Chivalric Masculinity as the Main Characteristic of Courtly Love Literature

In the twelfth century, a woman only known by the name of Marie wrote the Lais of Marie de France. It is a collection of courtly love poems that belong to the greater genre of courtly romance, and each of the tales illustrates a rather similar story of tragic and forbidden romance. The concept of chivalric masculinity was a defining characteristic of the courtly love genre and is present in both the tale of Guigemar and Bisclavret, which are the two primary tales of focus in this paper. 

Chivalric masculinity is a set of abstract qualities idealized by the Medieval knights, such as bravery, courtesy, honor, loyalty, nobility, military prowess, spiritual faith, and gallantry toward women. Both Guigemar and Bisclavret embraces and enacts some, if not all, of these traits. Furthermore, chivalric masculinity is directly linked to the male character, or knight, conforming to heterosexual norms, which seems to be endorsed in the first lai, Guigemar. In contrast, in regards to chivalric masculinity in the lai of Bisclavret, the hero seems to move away from heterosexuality and towards homosociality. Homosociality differs from heterosexuality because the primary bonds or relationships are between men, as opposed to between a man and a woman, and these relationships are not defined by sexual love. In regards to Marie’s view of chivalric masculinity, chivalric masculinity is directly linked to transformativity. Both knights are represented or misrepresented as in flux: between balanced and imbalanced in Guigemar and between animal and human in Bisclavret. 

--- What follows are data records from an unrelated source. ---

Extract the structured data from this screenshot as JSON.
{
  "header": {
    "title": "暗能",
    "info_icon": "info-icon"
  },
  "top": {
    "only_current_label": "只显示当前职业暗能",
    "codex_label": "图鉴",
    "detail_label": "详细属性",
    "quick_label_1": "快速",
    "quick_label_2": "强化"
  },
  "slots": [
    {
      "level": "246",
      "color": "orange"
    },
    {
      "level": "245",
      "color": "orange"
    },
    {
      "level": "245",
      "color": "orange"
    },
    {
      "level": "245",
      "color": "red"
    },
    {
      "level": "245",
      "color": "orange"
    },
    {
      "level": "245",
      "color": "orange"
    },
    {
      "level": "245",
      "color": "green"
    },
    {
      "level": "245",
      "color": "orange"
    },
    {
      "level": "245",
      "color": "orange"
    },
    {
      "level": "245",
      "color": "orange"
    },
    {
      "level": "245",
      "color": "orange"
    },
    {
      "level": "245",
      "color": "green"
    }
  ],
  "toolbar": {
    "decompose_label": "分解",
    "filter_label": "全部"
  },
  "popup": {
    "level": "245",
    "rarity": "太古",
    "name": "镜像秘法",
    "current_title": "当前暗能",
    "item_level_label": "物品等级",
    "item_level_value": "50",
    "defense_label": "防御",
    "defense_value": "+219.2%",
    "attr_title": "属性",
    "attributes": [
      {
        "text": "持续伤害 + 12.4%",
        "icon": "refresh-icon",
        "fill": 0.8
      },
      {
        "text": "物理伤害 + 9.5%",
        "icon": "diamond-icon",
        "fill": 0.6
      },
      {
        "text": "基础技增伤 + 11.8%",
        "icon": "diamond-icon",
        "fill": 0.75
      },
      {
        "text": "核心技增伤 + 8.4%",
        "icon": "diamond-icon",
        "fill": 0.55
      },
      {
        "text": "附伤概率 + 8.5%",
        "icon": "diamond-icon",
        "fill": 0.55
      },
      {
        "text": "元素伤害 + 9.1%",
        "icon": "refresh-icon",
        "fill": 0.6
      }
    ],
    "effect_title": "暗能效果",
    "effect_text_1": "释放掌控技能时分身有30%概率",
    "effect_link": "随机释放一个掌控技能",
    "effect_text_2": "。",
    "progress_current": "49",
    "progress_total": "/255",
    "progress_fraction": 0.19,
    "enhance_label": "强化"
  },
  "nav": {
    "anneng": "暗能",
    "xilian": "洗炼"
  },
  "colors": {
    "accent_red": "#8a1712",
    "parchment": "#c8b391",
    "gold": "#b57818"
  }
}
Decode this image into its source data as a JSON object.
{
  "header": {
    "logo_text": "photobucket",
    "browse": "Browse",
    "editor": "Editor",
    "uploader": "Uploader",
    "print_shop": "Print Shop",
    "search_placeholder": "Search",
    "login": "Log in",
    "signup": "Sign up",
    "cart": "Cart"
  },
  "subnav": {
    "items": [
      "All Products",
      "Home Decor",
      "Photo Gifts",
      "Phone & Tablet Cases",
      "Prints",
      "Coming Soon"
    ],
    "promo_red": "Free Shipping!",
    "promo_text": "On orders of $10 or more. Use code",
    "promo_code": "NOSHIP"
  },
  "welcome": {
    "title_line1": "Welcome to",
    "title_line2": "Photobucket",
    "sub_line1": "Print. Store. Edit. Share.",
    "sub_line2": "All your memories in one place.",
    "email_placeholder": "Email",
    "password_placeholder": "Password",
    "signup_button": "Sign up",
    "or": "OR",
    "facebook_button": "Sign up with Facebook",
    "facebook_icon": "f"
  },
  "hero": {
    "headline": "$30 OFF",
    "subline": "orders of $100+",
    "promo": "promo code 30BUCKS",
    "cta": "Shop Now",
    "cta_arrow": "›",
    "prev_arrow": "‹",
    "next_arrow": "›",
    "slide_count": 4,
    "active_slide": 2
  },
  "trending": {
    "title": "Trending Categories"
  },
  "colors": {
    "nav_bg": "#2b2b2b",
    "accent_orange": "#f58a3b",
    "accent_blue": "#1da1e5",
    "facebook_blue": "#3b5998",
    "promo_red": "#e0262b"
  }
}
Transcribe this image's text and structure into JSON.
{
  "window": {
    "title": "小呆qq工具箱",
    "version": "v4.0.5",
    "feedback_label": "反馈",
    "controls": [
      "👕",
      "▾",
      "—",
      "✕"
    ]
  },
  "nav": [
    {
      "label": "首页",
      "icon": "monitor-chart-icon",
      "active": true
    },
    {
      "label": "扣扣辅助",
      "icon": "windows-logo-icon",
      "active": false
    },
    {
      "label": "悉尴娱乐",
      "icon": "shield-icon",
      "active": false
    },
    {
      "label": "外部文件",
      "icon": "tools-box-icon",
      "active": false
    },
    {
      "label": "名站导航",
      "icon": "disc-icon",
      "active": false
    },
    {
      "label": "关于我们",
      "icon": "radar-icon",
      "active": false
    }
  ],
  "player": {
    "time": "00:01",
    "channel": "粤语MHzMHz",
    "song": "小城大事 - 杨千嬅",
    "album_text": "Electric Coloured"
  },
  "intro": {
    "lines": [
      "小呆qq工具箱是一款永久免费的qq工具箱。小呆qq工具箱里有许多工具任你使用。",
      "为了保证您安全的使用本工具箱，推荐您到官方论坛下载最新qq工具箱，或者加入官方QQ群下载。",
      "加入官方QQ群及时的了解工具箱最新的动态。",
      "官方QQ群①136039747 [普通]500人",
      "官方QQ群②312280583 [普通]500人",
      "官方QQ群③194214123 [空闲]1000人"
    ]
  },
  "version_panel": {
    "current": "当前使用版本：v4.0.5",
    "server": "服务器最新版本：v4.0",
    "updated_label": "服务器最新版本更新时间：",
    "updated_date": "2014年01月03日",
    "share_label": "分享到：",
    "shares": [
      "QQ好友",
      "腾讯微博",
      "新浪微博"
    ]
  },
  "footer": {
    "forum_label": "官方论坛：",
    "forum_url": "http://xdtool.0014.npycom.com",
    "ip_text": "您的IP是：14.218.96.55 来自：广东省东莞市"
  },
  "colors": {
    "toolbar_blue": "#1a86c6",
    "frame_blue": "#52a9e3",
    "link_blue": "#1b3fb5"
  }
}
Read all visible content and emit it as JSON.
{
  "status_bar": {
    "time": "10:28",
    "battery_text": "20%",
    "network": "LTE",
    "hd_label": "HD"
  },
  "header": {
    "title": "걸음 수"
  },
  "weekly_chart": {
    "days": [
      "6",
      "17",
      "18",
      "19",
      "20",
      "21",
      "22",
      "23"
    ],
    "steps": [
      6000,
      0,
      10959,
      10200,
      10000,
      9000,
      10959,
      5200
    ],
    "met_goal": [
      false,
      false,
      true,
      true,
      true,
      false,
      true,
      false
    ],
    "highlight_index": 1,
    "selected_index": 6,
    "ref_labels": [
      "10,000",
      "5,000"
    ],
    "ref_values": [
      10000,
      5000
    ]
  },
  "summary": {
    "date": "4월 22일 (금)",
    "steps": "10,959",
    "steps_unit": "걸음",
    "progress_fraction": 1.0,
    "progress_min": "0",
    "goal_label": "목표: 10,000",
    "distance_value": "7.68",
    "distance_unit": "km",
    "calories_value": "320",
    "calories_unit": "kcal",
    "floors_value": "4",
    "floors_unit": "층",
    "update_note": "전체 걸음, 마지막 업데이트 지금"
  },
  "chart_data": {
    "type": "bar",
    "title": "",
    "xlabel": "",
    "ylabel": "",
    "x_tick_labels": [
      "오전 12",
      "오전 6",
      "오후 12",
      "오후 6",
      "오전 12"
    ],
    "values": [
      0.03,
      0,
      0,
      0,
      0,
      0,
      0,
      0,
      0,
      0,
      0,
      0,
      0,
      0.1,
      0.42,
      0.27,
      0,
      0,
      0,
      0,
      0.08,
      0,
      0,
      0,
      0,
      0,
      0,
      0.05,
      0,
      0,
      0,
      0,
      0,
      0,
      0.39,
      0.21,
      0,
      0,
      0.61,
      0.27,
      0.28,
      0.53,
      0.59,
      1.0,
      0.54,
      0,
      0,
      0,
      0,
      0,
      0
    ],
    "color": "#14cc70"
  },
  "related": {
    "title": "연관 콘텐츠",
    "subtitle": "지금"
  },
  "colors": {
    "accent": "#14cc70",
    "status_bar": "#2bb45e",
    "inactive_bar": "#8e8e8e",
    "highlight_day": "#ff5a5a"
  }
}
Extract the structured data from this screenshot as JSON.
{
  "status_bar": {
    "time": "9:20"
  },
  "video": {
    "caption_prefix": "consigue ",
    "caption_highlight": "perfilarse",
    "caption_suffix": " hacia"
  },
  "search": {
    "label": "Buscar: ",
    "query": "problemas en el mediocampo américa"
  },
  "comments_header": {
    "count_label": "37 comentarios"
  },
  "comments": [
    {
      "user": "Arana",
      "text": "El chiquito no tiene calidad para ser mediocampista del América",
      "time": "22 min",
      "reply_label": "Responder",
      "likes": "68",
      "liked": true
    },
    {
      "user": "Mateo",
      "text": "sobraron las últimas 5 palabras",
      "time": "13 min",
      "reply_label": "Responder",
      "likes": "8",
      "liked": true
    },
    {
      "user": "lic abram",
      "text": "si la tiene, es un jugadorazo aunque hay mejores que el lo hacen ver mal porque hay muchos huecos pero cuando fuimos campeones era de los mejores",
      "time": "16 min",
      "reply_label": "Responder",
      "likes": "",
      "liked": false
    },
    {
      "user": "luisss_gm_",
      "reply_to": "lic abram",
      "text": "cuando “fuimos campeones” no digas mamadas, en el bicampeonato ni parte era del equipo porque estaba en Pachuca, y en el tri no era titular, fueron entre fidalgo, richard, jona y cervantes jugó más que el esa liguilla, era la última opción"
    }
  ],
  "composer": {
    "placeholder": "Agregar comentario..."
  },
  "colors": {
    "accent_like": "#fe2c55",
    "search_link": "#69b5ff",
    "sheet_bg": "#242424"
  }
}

Bisclavret is a model of bodily conversion, but through his transformation Marie highlights the notion that what makes a knight, and a man, both involves physical identity and extends beyond it. Bisclavret is a werewolf and a minister of merciless violence. Traditionally, the figure of a werewolf is male, which is purposeful in the Lais, and is a symbol of male violence. The character of Bisclavret raises the question of whether maleness and humanness form two mutually exclusive types of identities, but in order to answer this question it is necessary to focus on the possible capacity of violence and its link to verbal language. Throughout the Lais, there are indications that his masculinity is exaggerated, as illustrated in these scenes, “... a ferocious beast which, when possessed by this madness, devours men, causes great damage… ,” “Bisclavret caught sight of the knight and sped towards him, sinking his teeth into him and dragging him down towards him,” “He dashed towards her like a madman,” and “He tore the nose right off of her face”. It is through Marie’s use of excessive violence that Bisclavret is able to prove his competence for reason in werewolf form when he is unable to speak or write. This “devouring,” for example, develops into a model of poetic language, particularly as Bisclavret, in a symbolically meaningful act of violence, bites off his wife’s nose in revenge.  

In conclusion, despite the fact that Guigemar and Bisclavret seem defined by change or the misrepresentation of change by other characters, they are also incredibly market by stability and the adherence to the ideal of the chivalric knight, but as the Lais progress it is revealed that the knights’ masculine identities may in fact be unchanged. Therefore, masculine identity cannot be assumed as simply transformative because the abstract traits of chivalry eclipse conversion, nor can it be understood as solely as the balanced symbol of chivalric virtue because it is outlined by the possibility of transformation. Both Guigemar and Bisclavret represent physical and social change and the lasting ideal of chivalry in courtly love literature, and in order to understand each knight, it requires the attention to both aspects. Thus, for Marie, the concept of chivalric masculinity in these Lais should be understood as dual, a hybrid of two contesting visions.